O estudo genômico revelou, ainda, um mosaico de ancestralidades: componentes escandinavos ligados aos Rurikidas; marcadores do Mediterrâneo Oriental associados ao Império Bizantino, do qual descendia sua bisavó materna; e elementos típicos da Europa Central medieval. Essa mistura genética retrata com precisão o cenário político da época, marcado por alianças dinásticas e casamentos entre casas reais.

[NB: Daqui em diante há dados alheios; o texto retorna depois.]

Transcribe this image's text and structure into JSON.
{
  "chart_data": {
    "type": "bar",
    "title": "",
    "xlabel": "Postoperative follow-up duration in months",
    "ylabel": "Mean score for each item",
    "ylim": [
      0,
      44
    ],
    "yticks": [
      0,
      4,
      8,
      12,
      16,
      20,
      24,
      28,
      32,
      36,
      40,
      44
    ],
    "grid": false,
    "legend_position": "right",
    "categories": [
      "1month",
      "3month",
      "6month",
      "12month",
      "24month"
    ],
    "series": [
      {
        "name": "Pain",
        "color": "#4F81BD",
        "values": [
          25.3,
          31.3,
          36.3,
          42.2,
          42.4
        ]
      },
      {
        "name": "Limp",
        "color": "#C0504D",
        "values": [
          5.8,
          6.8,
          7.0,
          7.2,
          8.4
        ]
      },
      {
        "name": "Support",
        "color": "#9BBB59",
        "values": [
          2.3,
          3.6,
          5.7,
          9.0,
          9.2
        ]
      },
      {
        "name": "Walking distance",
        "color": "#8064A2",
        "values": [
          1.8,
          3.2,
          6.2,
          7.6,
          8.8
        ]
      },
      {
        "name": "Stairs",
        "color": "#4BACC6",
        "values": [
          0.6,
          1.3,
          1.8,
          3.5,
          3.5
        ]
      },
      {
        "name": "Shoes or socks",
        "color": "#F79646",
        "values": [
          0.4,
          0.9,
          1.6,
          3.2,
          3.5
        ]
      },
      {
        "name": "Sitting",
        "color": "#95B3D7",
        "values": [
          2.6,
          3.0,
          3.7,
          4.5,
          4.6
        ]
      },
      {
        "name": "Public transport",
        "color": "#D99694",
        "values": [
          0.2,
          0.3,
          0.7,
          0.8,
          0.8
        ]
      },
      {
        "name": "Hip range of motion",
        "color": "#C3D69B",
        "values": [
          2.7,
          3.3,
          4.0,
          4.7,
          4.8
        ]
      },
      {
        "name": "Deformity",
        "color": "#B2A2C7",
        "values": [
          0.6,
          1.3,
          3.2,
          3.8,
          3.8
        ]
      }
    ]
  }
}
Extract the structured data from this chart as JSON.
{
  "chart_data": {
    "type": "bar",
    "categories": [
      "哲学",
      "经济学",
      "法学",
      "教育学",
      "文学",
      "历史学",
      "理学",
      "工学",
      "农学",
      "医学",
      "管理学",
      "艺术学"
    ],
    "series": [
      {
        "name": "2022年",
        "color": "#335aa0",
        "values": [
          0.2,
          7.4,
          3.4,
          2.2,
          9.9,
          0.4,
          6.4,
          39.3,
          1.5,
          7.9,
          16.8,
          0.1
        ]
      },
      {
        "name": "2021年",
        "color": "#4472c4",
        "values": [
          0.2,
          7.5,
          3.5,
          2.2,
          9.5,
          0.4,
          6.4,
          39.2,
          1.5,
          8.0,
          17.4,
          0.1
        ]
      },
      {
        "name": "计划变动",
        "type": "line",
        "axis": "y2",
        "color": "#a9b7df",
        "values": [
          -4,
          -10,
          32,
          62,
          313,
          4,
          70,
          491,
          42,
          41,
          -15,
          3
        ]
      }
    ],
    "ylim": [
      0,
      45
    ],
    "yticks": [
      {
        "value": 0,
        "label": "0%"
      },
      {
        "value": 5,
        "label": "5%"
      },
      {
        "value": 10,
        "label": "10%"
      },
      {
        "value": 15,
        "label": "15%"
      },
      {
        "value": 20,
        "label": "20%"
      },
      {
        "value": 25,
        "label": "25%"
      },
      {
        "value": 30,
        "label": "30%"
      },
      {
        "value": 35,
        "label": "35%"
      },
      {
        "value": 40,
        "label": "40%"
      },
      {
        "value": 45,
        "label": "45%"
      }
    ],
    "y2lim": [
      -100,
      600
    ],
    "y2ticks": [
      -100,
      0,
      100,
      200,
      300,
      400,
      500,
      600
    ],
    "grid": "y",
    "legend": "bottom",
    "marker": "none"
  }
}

Com esse resultado, Béla de Macsó se torna o segundo membro da Casa de Árpád a ter sua identidade confirmada por exames científicos, um feito raro na arqueologia europeia, de acordo com comunicado.
O esqueleto indica que Béla tinha pouco mais de 20 anos ao morrer. Estudos isotópicos revelaram que ele passou a primeira infância na região de Vukovar e Sirmia, hoje Croácia e Sérvia, território que integrava o Banato de Macsó. Essa informação combina com registros históricos que citam Béla como governante da região.
A assinatura isotópica da adolescência e vida adulta sugere uma mudança para a área de Budapeste, condizente com seu papel político na corte húngara.
Genealogia do duque Béla de Macsó — Foto: Elte Institute of Biology Os pesquisadores também analisaram o tártaro dentário, encontrando mais de mil microfósseis alimentares. Grãos de amido revelaram o consumo de pão de trigo, sêmola e outros alimentos refinados, típicos de famílias nobres. Proteínas associadas ao consumo de peixes e frutos do mar explicam o desvio identificado na datação por radiocarbono, causado pelo chamado "efeito reservatório".
Além disso, o estado geral dos dentes e ossos mostra que Béla tinha acesso a uma dieta nutritiva e recursos médicos relativamente avançados para a época.
A investigação forense documentou 26 ferimentos perimortem, ou seja, infligidos no momento da morte. Entre eles, nove golpes no crânio e outros 17 distribuídos pelo corpo. O padrão revela um ataque coordenado envolvendo ao menos três agressores armados com lâminas distintas, como sabres e espadas longas.
Os ferimentos defensivos nos braços mostram que Béla percebeu a emboscada e tentou se proteger. No entanto, a ausência de qualquer vestígio de armadura indica que ele foi surpreendido. Após vários golpes laterais que o derrubaram, o duque recebeu os golpes fatais quando já estava caído, um detalhe que reforça tanto a brutalidade quanto a intenção de garantir sua morte.
Documentos medievais relatam que Béla foi atraído para o que acreditava ser uma reunião política. Em vez disso, encontrou um ataque orquestrado por rivais da facção liderada por Ban Henrik "Kőszegi", uma figura poderosa na disputa pelo controle da Hungria.
Após o assassinato, seu corpo mutilado teria sido recuperado por mulheres de sua família, que garantiram seu enterro no mosteiro dominicano. Ali, seus restos permaneceram intocados por mais de sete séculos.
Um caso medieval resolvido
A reinvestigação do caso Béla de Macsó representa um marco para a bioarqueologia. O trabalho combinou genética, antropologia, química e história para oferecer uma reconstrução rara e completa da trajetória de um nobre medieval, desde sua origem e modo de vida até o momento exato de sua morte.
Além de solucionar um crime de 700 anos, o estudo demonstra o potencial da ciência forense moderna em revisitar casos históricos, preenchendo lacunas deixadas por documentos incompletos ou perdidos ao longo do tempo.
Sete séculos depois, a ciência conseguiu devolver uma identidade, uma história e um contexto a um dos assassinatos mais brutais da Idade Média húngara e, ao fazer isso, iluminou parte essencial do passado europeu.